Скорость и высота полета
нарастали. Белые равнины внизу сменялись черными пятнами лесов и серыми нитками
незамерзающих рек. Мертвой и пустой виделась земля, над которой металась
снежная вьюга. Первый испуг и потрясенность у Федюшки прошли, теперь он
испытывал восхищение от полета, и оно росло и росло, он уже забыл и про свой
дом, где осталась бабушка, забыл и про бабушку, и даже о бессмертии забыл, его
целиком захватило замечательное, неведомое ранее чувство высоты и скорости,
главное, что ты не запрятан в металлическое брюхо самолета, а безо всякого
самолета и вообще безо всего, ветер в лицо, летишь, влекомый неведомой силой, и
чувствуешь себя могущественнее всех, оставшихся далеко внизу невидимых
человеков. Да! Все оставшиеся внизу — жалкие человечки, а ты — человечище,
матерый человечище, сверхчеловек! И не думается вовсе о том, что сверхчеловеком
ты сделался благодаря обхватившей тебя когтистой лапе странного существа со
странным именем Постратоис, и твой затылок при этом упирается в вонючую
подмышку.
— Снижаемся, —
скомандовал Постратоис.
— Эх, какого кормильца
лишаюсь! — фальшиво-жалостливо вскричал пупырчатый комок, — эх, принимай,
подруга.
— Принимаю, —
ухмыльнувшись произнесла Смерть. Многократным эхом, неизвестно от чего
получившимся, прокатилось по всему поднебесью это ее «принимаю». Снижение было
настолько резким, что Федюшка едва не задохнулся от встречного воздушного
кляпа. И через мгновение он прямо перед собой увидал старого человека с жадными
воспаленными глазами, который стоял на коленях перед вырытой им ямой и
счастливым сумасшедшим взглядом таращился на дно ямы. Вдруг он схватился рукою
за сердце, его глаза, откуда сверкало бешеное счастье, враз лишились всякого
сверкания и стали неподвижными, а сам человек опрокинулся на спину, голова
откинулась набок, рот раскрылся, и оттуда вывалился язык.
— Р-разрыв сердца!
Бр-раво! — восторженно прорычал Постратоис, — великолепная кончина.
Они вновь набирали
высоту, далеко позади уже был мертвец.
— Но почему?! —
воскликнул Федюшка, — ему вдруг стало жалко старика, — разве его жизненный
огонек угасал?
— Разрыв сердца, я же
сказал, — мрачно ответил Постратоис, — а огонечка, юноша, у него вовсе не
оставалось, он весь на радость израсходовался. Бедолага клад нашел, ну и не
выдержало сердечко радости. А потом, что это, юноша? Уж не жалеешь ли ты его?
Нет ничего отвратительнее жалости.
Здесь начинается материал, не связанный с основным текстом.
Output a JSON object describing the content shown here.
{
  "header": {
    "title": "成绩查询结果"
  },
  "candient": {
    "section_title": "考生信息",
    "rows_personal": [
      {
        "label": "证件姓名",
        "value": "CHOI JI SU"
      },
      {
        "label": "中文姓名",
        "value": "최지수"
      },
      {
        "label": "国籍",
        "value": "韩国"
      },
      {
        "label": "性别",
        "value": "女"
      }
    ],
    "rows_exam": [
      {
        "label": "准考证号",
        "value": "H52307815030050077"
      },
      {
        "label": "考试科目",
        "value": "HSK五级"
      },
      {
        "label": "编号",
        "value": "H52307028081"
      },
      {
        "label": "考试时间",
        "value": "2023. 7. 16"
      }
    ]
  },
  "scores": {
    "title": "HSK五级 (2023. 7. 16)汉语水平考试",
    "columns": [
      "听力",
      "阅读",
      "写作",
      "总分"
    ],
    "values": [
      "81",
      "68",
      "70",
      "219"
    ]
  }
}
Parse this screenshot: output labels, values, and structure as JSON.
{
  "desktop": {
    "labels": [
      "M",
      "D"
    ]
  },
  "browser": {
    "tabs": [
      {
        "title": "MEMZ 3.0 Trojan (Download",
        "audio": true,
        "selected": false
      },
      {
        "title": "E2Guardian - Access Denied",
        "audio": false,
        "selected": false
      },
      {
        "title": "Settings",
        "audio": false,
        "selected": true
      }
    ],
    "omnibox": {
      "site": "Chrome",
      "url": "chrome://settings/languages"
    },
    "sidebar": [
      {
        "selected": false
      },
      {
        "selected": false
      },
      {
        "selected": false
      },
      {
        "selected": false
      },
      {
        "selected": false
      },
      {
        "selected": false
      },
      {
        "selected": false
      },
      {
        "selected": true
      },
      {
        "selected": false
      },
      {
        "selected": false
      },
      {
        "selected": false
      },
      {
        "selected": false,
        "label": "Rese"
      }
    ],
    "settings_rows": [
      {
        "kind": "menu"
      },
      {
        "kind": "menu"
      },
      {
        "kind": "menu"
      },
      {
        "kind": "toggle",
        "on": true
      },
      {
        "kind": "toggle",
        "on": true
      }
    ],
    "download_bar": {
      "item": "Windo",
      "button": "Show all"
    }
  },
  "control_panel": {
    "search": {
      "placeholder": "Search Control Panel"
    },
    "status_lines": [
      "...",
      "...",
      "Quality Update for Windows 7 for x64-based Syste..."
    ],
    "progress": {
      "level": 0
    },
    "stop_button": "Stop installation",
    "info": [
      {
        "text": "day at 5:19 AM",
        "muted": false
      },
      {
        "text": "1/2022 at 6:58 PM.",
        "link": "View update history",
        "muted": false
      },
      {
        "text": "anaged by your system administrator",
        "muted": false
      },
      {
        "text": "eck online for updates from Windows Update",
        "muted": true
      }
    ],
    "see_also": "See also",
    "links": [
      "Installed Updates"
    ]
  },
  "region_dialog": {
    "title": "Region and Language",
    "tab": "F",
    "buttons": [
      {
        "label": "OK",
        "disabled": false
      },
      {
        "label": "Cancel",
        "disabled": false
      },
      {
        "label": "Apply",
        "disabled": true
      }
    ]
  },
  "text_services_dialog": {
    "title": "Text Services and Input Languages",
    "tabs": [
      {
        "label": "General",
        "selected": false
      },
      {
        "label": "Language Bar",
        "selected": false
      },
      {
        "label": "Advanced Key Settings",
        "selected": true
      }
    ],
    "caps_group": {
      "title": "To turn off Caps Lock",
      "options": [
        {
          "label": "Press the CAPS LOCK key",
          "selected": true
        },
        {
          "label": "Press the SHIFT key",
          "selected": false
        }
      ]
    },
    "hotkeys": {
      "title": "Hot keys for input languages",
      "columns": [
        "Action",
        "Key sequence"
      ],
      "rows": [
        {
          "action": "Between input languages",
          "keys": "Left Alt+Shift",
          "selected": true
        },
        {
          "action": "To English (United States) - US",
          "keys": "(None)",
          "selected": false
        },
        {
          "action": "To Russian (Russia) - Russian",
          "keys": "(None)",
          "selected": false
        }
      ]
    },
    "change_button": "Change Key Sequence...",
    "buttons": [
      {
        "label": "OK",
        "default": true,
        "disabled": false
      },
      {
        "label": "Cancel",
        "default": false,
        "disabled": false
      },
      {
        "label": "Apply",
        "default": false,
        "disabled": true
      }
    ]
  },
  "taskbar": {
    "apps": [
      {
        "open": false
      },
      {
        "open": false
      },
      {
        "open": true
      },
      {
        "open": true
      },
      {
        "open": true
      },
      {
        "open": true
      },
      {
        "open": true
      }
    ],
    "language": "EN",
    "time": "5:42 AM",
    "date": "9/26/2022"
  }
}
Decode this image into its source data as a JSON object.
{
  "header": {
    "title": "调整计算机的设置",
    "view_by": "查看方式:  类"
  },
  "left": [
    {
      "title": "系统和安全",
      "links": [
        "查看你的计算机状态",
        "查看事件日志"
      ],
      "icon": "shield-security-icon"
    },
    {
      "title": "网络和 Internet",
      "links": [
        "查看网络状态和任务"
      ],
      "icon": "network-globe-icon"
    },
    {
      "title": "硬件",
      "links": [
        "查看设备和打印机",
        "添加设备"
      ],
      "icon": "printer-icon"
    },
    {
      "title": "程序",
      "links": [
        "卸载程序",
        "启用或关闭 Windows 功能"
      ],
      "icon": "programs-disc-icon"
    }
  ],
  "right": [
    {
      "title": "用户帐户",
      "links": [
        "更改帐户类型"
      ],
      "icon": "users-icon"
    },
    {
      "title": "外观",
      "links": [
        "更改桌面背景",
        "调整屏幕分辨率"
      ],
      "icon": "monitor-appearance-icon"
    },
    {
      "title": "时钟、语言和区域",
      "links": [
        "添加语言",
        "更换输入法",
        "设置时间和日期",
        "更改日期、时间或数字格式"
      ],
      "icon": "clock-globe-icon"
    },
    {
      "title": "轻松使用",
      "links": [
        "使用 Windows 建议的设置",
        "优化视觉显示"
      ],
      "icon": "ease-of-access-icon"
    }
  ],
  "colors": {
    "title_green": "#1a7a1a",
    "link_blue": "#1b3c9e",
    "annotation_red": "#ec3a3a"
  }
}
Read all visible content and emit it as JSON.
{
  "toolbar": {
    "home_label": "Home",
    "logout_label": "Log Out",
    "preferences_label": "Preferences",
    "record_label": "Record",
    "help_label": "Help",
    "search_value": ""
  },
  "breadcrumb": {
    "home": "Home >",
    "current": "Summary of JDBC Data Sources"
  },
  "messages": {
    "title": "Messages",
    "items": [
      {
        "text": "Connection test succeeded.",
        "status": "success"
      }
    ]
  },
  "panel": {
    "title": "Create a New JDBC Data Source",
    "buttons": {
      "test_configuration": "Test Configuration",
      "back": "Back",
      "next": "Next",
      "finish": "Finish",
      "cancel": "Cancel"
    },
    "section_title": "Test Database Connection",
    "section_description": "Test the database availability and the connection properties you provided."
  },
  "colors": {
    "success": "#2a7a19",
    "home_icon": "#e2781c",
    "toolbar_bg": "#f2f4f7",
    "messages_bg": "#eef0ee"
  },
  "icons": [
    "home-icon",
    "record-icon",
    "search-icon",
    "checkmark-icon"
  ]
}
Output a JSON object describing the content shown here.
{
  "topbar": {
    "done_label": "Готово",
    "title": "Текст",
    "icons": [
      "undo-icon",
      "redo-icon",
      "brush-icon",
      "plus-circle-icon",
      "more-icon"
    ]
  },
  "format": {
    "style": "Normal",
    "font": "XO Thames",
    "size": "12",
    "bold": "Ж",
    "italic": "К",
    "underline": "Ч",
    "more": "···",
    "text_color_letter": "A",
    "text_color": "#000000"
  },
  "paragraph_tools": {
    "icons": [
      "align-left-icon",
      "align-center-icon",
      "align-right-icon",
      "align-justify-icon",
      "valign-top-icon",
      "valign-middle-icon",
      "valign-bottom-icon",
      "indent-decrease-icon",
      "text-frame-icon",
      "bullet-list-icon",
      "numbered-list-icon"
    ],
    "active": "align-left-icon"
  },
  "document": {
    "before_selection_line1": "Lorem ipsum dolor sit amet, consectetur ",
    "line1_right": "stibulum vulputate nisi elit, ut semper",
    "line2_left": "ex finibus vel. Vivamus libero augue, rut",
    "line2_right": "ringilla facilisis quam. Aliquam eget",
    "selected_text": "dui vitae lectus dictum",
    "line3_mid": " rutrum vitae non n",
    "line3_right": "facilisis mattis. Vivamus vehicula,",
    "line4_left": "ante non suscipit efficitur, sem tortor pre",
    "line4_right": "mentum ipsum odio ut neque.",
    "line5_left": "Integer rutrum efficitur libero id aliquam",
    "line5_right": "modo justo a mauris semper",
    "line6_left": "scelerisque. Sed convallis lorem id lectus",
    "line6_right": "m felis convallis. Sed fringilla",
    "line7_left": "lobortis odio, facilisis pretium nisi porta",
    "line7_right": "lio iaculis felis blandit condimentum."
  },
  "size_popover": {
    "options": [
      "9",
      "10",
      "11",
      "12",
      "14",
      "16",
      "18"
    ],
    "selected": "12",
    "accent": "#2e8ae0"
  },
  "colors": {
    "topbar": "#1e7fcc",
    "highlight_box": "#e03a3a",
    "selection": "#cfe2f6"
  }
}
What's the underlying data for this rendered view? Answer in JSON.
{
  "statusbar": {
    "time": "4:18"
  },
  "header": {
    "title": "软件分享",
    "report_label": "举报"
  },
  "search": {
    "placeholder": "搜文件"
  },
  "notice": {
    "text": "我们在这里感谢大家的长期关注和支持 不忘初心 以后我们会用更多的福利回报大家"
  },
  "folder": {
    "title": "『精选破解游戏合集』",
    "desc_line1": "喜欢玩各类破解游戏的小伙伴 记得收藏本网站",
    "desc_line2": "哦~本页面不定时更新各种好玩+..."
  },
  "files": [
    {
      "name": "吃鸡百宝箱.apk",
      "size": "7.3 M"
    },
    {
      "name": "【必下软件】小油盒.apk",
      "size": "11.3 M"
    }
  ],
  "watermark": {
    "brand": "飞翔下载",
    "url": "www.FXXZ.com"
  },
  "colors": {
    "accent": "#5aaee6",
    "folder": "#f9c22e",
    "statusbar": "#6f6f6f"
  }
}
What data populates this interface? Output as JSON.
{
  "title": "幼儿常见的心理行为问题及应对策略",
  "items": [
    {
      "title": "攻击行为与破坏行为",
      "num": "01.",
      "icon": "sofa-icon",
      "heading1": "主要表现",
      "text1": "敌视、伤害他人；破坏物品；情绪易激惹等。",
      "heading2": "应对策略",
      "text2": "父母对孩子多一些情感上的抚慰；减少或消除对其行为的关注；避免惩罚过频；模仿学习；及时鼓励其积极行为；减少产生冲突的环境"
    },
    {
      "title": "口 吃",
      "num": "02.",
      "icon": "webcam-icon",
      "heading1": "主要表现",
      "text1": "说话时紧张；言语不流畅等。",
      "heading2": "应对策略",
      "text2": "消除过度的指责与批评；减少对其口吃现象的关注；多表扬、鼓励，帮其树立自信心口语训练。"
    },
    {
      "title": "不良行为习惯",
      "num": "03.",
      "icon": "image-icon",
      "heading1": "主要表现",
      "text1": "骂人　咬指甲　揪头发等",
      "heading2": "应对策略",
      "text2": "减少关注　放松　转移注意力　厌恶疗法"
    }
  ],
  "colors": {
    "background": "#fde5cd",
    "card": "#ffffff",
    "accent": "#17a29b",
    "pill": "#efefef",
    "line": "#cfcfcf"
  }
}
Разве тебя этому в школе не учили? Да и что
может быть бессмысленнее жалости к трупу, ха-ха-ха... был старик — фу! И нету
старика, лучше б ты пожалел лопату, что с ним рядом валялась, меж ними сейчас
никакой разницы. Ох-ха-ха-ха-ха... — Поежился Федюшка от слов и хохота
Постратоиса, и даже прелесть полета потускнела. Особенно страшно прозвучало
слово «труп».
— А что за клад он
нашел? — спросил Федюшка, спросил, чтобы что-нибудь спросить, чтобы прогнать из
ушей застрявшие там шелестящие и рычащие звуки слова «труп».
— Клад-то? А сокровище,
сундучок с монетками, — прогрохотало сверху.
— А чье оно теперь? —
встречный ветер почти поглотил этот робкий Федюшкин вопрос, но Постратоис
услышал его. Услышал и так захохотал, что казалось, это само поднебесье хохочет
и того и гляди лопнет от хохота.
— Твое, юноша, коли
захочешь, твое сокровище. Вернемся, а? Хочешь, а?
— Хочу, — едва слышно
прошептал Федюшка, но и этот его шепот был услышан. Снова раздался хохот, в
котором участвовали и Смерть, и пупырчатый Грех, и вся компания развернулась
резко, так что у Федюшки в костях заломило, и помчались назад. Старик лежал на
том же месте, в том же положении.
— Ну, бери сундучок-то,
— крикнул Постратоис.
— А как? Снижаться ж
надо.
— Не надо снижаться, ты
пожелай только. Разве ты не понял, что твое «хочу» рядом со мной всесильно.
Федюшка хотел было
спросить — а как это «пожелай», но вдруг из его нутра громогласно рявкнуло:
«хочу!» И он тут же почувствовал в руках тяжесть — сундучок был тут как тут.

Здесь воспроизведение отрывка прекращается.